Current laws were inadequate to help such farmers whose businesses might suffer because of cross-pollination from GM crops grown on neighbouring farms, the environment minister said.

Proposed European liability laws might not offer protection either. "We want to look at whether we need domestic liability legislation," Mr Meacher said, insisting the government remained committed to strengthening the organic sector.

The move would address a central issue surrounding how modified and non-modified plants can co-exist if the government approves the commercial cultivation of GM crops later this year.

Scientists agree that "geneflow" from GM to non-GM plants would be inevitable but can be minimised by adequate separation distances between neighbouring crops.

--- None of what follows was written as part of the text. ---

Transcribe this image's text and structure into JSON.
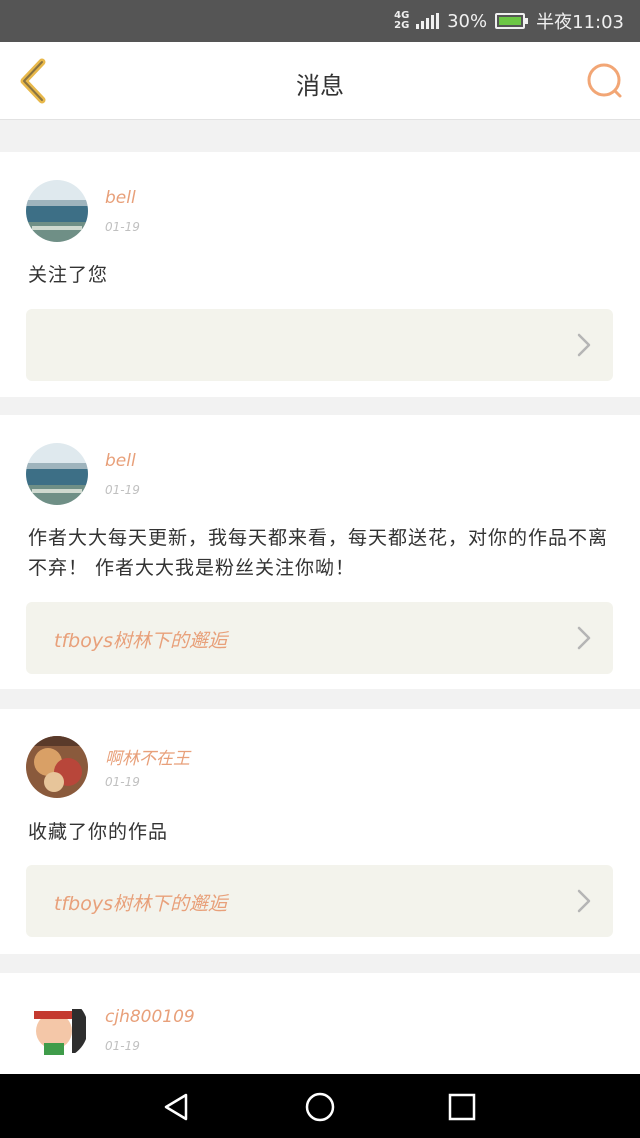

But organic farmers argue cross-pollination will build up over time, causing them to lose their GM-free status and possibly go out of business.

The liability issue is being examined by the Agriculture and Environment Biotechnology Commission, the official watchdog, which is expected to make recommendations to government later this year.

Peter Melchett, policy director of the Soil Association, the organic farming body, welcomed the move.

"The current law will not provide any protection at all for non-GM farmers who lose income because of GM contamination. There are hundreds of organic farmers in the US and Canada who have lost money - we don't want that happening here," he said.

However, any move to strengthen the liability laws will be opposed by the biotechnology industry, which could lose financially if successful claims were brought.

Croplife International, the plant science industry body, said existing European Union laws were sufficient. "We don't feel a need for any change to address a specific technology," it said.

At another GM conference organised by the Royal Society, the scientific academy, ecologists argued GM crops posed less of a threat to the environment than some exotic plants commonly sold in garden centres.